A Tribute to Colin Fletcher and His Broken Camera

If you have never read The Complete Walker by the late Colin Fletcher, now’s the time.  It has had a number of incarnations as backpacking equipment evolved, but the best part of the book is Fletcher’s cogent prose.  He penned several nonfiction accounts of his backpacking experiences, the most famous of which was probably The Man Who Walked Through Time which chronicled the first ever trip on foot through the Grand Canyon.

Well into his trip, he set his camera on a tripod to capture a picture of himself overlooking the canyon.  A freak gust sent the tripod and camera toppling over and left Fletcher — a self-acknowledged camera bug — with no way to take photos during the rest of his adventure.  At first, he “simmered with frustration.”  But when he got back into the cadence of his trip, he discovered something new: “I recognized, quite clearly, that photography is not really compatible with contemplation.  Its details are too insistent.

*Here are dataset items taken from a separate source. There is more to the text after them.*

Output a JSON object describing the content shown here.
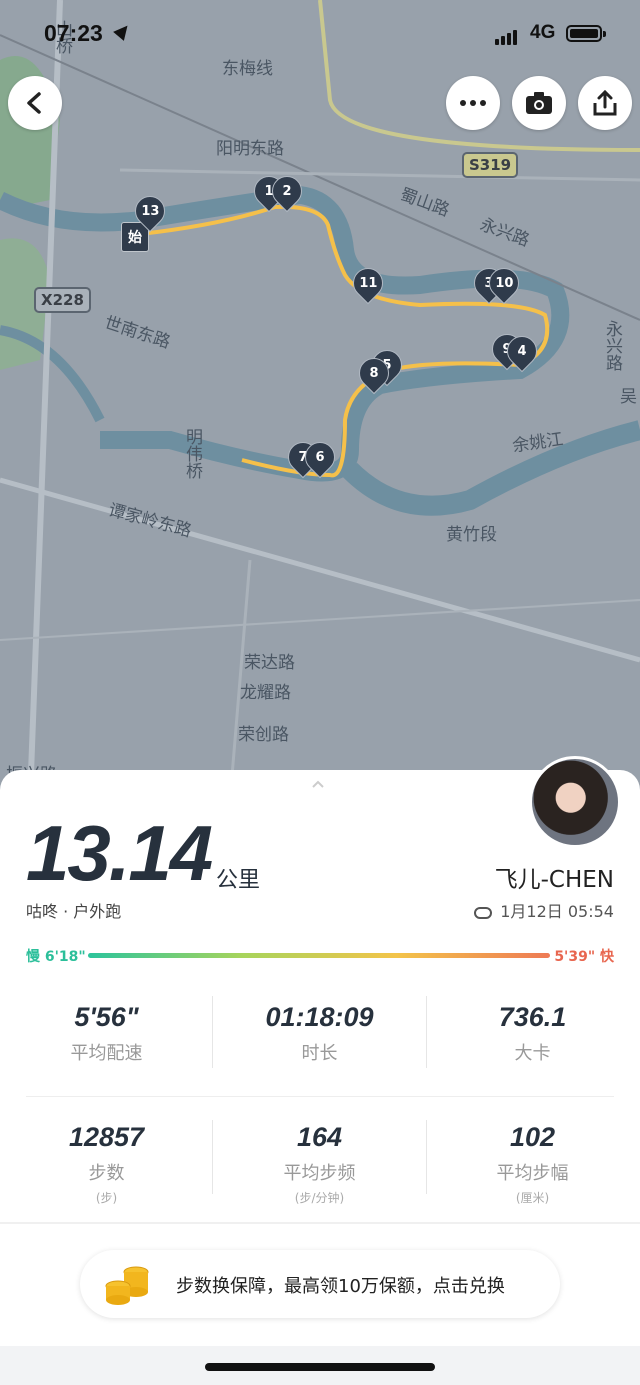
{
  "status": {
    "time": "07:23",
    "network": "4G"
  },
  "map": {
    "labels": {
      "road1": "东梅线",
      "road2": "阳明东路",
      "road3": "蜀山路",
      "road4": "永兴路",
      "road5": "世南东路",
      "road6": "明伟桥",
      "road7": "谭家岭东路",
      "river": "余姚江",
      "area1": "黄竹段",
      "road8": "荣达路",
      "road9": "龙耀路",
      "road10": "荣创路",
      "road11": "山桥",
      "road12": "永兴路",
      "road13": "吴",
      "road14": "振兴路"
    },
    "road_tags": {
      "s319": "S319",
      "x228": "X228"
    },
    "start_label": "始",
    "pins": [
      "1",
      "2",
      "3",
      "4",
      "5",
      "6",
      "7",
      "8",
      "9",
      "10",
      "11",
      "13"
    ]
  },
  "icons": {
    "back": "chevron-left-icon",
    "more": "more-icon",
    "camera": "camera-icon",
    "share": "share-icon"
  },
  "summary": {
    "distance": "13.14",
    "unit": "公里",
    "source": "咕咚 · 户外跑",
    "username": "飞儿-CHEN",
    "date": "1月12日 05:54",
    "pace_slow": "慢 6'18\"",
    "pace_fast": "5'39\" 快"
  },
  "stats": [
    {
      "value": "5'56\"",
      "label": "平均配速",
      "unit": ""
    },
    {
      "value": "01:18:09",
      "label": "时长",
      "unit": ""
    },
    {
      "value": "736.1",
      "label": "大卡",
      "unit": ""
    },
    {
      "value": "12857",
      "label": "步数",
      "unit": "(步)"
    },
    {
      "value": "164",
      "label": "平均步频",
      "unit": "(步/分钟)"
    },
    {
      "value": "102",
      "label": "平均步幅",
      "unit": "(厘米)"
    }
  ],
  "promo": {
    "text": "步数换保障，最高领10万保额，点击兑换"
  },
  "colors": {
    "route": "#f5c04a",
    "pace_slow": "#2cbf9a",
    "pace_fast": "#e8664f",
    "pin": "#2f3b4b"
  }
}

They are always buzzing around your mind and clouding the fine focus of appreciation.”

I will always remember hiking on the A.T. through Shenandoah with my thru-hiking buddy, Tortilla Tosser.  We rounded a bend in the trail and saw the frozen images of a sow bear and her three adorable cubs.  As they stared at us, Tosser turned his pack toward me and muttered:  “Get my camera out.”  I politely refused, and several seconds later the quartet of ursines went gamboling soundlessly into the foliage, totally out of our view.

Tom never commented on my refusal to get his camera, because he knew that while I was fumbling around for it, I would have missed time to emblazon the actual experience on my memory. A photo of the bears would never have been possible.

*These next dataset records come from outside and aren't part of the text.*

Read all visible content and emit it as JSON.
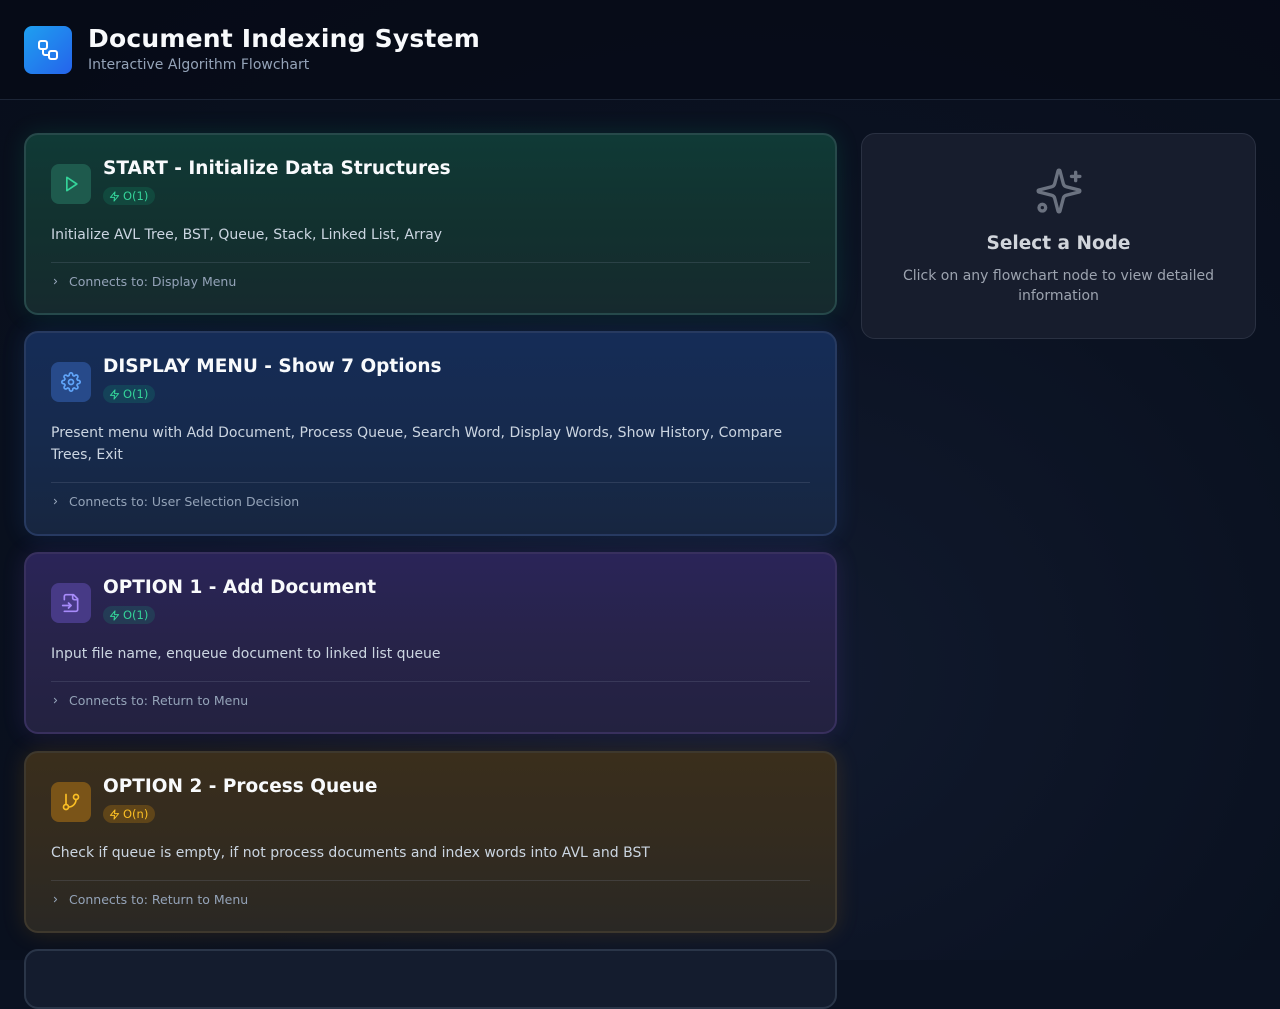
{
  "header": {
    "title": "Document Indexing System",
    "subtitle": "Interactive Algorithm Flowchart",
    "logo_icon": "workflow-icon"
  },
  "nodes": [
    {
      "title": "START - Initialize Data Structures",
      "complexity": "O(1)",
      "description": "Initialize AVL Tree, BST, Queue, Stack, Linked List, Array",
      "connects": "Connects to: Display Menu",
      "icon": "play-icon",
      "accent": "#10b981"
    },
    {
      "title": "DISPLAY MENU - Show 7 Options",
      "complexity": "O(1)",
      "description": "Present menu with Add Document, Process Queue, Search Word, Display Words, Show History, Compare Trees, Exit",
      "connects": "Connects to: User Selection Decision",
      "icon": "gear-icon",
      "accent": "#3b82f6"
    },
    {
      "title": "OPTION 1 - Add Document",
      "complexity": "O(1)",
      "description": "Input file name, enqueue document to linked list queue",
      "connects": "Connects to: Return to Menu",
      "icon": "file-input-icon",
      "accent": "#8b5cf6"
    },
    {
      "title": "OPTION 2 - Process Queue",
      "complexity": "O(n)",
      "description": "Check if queue is empty, if not process documents and index words into AVL and BST",
      "connects": "Connects to: Return to Menu",
      "icon": "git-branch-icon",
      "accent": "#f59e0b"
    }
  ],
  "detail_panel": {
    "title": "Select a Node",
    "text": "Click on any flowchart node to view detailed information",
    "icon": "sparkles-icon"
  }
}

I don’t carry a camera any more.  My friends shoot photos, and if I want to see them, I can ask after the trip.  As it turns out, I rarely bother.  The process of photography has a negative impact on the serenity and overall contemplative quality of the experience.  For some, photography is a thrill unto itself, as much a work of art as a water color or a brilliant essay.  I salute them, and I love to view the fruits of their labor.

For me, the simpler the experience, the more I like it.  As Fletcher commented:  “I found myself freed from an impediment I had not known existed.  I had escaped the tyranny of film.”  Fletcher gladly reimposed the “impediment” of photography” in future journeys, and I’m glad he did.  He was a fine photographer, and his photos enhanced his future books.  But we can all benefit from the lesson he learned in the depths of the Grand Canyon, a lesson that set him free to enjoy something akin to total solitude.

Stay vertical my friends, and keep walking.